The topography in much of our area is hilly and steep. The foothills of the Olympic Mountains are in the northern part of Grays Harbor County. The Olympic Mountains are wild areas indeed; some areas are thought to have never been explored. Most of this wild land area lies within the borders of Olympic National Park. Elevation ranges from sea level along the Pacific Ocean to about 2,700 feet in the northeastern corner of Grays Harbor County.
To the south of the Olympic Mountains in the southeast corner of Washington is the land area referred to as the Coast Range. The Coast Range runs south into Oregon. The most notable features of the Coast Range in Washington are the Willapa Hills which overlook Willapa Bay in Pacific County.
Western and Southwestern Washington are drained by eleven major river systems: the Chehalis, Columbia, Elochoman, Grays, Humptulips, Naselle, North, Satsop, Willapa, Wishkah, and Wynoochee Rivers.
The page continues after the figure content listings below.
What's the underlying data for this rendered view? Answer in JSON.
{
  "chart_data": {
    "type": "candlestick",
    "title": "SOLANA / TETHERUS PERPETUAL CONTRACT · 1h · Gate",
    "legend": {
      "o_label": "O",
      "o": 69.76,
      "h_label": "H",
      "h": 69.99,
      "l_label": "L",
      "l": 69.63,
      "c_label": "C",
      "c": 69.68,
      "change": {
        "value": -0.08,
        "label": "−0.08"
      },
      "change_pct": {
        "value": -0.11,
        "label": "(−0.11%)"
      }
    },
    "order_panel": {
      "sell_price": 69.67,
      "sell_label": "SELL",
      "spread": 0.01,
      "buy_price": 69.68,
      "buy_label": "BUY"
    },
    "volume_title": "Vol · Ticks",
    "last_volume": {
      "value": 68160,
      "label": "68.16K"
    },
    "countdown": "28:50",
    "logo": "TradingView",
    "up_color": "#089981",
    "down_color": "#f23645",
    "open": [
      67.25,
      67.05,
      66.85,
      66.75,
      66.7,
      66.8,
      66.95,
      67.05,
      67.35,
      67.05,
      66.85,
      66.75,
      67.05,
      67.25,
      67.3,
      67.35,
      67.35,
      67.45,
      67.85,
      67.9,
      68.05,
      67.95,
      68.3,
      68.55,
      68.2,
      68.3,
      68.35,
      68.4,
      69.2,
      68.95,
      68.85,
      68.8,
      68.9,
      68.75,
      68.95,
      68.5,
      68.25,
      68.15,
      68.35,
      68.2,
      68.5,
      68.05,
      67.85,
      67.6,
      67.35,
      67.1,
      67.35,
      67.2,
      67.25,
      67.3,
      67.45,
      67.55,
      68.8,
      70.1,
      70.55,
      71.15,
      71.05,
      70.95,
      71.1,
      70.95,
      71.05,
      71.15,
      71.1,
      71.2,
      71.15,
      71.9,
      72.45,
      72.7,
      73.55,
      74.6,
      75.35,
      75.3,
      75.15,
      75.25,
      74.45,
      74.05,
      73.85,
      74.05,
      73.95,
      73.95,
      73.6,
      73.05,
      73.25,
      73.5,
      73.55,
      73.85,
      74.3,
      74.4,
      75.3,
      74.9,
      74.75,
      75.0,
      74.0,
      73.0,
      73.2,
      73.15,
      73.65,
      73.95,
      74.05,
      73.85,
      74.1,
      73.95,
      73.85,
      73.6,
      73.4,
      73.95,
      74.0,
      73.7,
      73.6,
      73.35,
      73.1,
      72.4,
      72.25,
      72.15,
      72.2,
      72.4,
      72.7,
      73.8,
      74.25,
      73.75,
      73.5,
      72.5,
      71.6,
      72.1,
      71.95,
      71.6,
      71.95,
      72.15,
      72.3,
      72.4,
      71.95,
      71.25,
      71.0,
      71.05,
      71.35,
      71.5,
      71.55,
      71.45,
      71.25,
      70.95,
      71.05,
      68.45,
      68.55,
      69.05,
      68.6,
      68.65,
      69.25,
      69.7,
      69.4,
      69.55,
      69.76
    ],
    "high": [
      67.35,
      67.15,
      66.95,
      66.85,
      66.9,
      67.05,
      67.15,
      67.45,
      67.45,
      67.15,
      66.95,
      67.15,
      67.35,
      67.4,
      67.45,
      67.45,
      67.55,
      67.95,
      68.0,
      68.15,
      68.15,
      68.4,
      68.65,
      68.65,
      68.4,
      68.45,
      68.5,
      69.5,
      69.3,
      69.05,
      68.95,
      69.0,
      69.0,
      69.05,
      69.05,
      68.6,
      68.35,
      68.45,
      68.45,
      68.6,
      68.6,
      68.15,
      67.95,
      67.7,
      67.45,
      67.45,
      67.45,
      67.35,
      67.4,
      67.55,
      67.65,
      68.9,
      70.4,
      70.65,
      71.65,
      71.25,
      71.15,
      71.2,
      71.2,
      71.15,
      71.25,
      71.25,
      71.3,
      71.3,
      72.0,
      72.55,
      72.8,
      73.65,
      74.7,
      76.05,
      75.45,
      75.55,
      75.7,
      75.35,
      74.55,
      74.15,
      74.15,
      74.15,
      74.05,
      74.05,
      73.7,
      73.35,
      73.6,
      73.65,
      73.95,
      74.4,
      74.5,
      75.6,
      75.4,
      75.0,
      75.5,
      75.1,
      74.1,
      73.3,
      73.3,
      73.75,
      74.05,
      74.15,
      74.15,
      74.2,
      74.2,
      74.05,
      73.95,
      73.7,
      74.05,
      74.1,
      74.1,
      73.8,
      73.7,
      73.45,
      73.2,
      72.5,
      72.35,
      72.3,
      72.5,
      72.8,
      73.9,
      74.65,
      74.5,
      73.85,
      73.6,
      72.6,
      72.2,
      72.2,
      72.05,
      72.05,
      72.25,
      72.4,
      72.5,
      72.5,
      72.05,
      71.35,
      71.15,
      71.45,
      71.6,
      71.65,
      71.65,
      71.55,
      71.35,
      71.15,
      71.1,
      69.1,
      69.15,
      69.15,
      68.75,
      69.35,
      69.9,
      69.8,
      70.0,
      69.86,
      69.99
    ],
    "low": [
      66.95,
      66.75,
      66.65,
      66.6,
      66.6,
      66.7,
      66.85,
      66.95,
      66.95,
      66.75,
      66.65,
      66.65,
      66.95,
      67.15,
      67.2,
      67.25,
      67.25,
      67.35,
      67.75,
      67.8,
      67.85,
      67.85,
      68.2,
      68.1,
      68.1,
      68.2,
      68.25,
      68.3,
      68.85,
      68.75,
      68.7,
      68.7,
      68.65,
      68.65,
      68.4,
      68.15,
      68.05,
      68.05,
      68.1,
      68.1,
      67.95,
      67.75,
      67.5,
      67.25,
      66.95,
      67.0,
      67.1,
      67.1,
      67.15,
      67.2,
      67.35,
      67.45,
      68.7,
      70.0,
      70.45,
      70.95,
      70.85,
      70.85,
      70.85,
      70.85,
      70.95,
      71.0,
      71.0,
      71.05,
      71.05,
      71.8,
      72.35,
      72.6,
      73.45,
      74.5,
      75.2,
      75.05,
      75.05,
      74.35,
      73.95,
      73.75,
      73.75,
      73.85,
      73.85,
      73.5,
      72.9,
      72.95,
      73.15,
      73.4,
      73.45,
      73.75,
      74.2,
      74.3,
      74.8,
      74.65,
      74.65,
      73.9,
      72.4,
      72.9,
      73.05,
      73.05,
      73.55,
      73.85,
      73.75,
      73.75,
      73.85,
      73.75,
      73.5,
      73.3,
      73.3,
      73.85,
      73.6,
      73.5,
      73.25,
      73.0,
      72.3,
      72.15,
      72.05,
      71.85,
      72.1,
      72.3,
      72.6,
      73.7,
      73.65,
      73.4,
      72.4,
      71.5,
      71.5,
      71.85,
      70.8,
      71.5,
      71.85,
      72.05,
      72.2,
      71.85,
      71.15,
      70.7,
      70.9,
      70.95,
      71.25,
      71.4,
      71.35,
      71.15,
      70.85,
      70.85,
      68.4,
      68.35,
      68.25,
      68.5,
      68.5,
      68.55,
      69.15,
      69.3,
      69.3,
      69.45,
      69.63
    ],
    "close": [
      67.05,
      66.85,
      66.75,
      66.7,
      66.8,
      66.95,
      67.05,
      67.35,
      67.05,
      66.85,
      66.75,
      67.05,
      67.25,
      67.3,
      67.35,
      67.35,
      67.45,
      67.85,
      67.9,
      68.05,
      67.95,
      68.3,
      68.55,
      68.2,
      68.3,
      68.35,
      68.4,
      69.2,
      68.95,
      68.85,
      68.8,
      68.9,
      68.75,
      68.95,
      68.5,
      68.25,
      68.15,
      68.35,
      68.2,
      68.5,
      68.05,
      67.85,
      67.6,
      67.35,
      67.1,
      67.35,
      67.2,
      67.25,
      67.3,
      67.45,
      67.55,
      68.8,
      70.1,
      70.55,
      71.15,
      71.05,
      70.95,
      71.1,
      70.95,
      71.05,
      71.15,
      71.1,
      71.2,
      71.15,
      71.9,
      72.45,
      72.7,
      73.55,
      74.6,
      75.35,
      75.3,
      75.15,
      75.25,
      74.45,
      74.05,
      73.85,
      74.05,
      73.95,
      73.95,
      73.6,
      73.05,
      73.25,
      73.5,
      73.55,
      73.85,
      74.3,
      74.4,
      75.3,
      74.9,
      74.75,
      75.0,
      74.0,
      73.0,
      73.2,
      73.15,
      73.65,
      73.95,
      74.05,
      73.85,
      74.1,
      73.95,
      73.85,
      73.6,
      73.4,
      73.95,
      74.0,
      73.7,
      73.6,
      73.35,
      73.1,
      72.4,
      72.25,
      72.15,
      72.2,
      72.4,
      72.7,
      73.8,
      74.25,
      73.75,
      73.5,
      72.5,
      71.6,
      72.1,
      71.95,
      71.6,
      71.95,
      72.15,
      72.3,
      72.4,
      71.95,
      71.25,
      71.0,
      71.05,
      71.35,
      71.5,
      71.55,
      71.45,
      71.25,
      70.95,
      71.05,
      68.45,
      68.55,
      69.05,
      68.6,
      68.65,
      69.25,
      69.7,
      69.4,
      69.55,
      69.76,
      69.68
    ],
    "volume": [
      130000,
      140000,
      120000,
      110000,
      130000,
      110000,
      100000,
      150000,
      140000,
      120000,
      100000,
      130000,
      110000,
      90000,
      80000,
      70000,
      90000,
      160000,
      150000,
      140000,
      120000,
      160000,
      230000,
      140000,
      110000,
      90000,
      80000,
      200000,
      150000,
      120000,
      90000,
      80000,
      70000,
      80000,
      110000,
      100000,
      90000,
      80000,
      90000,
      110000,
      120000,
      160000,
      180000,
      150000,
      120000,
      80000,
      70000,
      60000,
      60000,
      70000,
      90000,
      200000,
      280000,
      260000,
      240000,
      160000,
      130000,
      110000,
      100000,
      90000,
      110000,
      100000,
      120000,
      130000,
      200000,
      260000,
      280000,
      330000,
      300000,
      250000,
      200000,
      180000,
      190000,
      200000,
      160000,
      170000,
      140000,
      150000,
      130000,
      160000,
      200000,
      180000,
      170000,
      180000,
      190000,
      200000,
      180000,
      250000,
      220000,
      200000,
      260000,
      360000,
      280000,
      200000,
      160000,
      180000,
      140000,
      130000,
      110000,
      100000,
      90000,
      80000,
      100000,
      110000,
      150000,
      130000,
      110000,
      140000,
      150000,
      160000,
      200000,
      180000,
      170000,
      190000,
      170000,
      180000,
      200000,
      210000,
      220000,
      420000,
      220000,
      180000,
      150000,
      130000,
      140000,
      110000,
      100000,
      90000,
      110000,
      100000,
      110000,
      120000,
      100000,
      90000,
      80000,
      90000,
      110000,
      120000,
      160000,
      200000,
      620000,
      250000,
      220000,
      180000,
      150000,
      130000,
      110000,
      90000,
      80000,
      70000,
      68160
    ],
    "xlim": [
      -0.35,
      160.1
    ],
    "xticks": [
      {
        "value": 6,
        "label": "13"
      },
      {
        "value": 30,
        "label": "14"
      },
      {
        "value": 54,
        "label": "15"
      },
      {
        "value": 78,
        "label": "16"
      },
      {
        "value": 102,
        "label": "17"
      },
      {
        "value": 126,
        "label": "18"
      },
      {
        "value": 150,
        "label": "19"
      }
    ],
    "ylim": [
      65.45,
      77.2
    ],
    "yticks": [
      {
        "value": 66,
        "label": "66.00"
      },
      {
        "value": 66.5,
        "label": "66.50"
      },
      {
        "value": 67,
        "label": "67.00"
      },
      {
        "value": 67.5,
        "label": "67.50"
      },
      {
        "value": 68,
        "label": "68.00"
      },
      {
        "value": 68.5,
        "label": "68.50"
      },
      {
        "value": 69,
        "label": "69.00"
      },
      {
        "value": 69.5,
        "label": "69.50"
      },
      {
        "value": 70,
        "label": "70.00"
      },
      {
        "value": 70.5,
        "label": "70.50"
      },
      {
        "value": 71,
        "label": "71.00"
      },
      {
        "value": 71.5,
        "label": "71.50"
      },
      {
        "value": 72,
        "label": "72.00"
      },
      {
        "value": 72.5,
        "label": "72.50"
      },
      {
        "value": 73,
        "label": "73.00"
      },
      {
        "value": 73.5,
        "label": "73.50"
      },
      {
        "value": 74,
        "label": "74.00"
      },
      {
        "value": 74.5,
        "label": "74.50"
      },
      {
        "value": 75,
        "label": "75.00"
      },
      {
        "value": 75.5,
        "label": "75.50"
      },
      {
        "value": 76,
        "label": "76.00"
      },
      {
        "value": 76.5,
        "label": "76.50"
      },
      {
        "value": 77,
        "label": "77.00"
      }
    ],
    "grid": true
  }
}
The majority of the population and agricultural centers are located in the flood plains of these rivers and along the extensive coastal lowlands.
The original vegetation in the area was conifers; Grays Harbor and Pacific Counties were, and are, home to some of the greatest forests in North America. The first sawmill was built near Grays Harbor in the early 1880’s. Since then, the lumber industry has dominated the development and economy of the area. Virgin Douglas-fir, Sitka spruce, and western red cedar were logged. Lumber from the forests supplied local needs and those of the rapidly expanding market for building materials in the early West. While the lumber industry remains a major force in our local economy, tourism, fishing and light industry have become increasingly important economic sectors.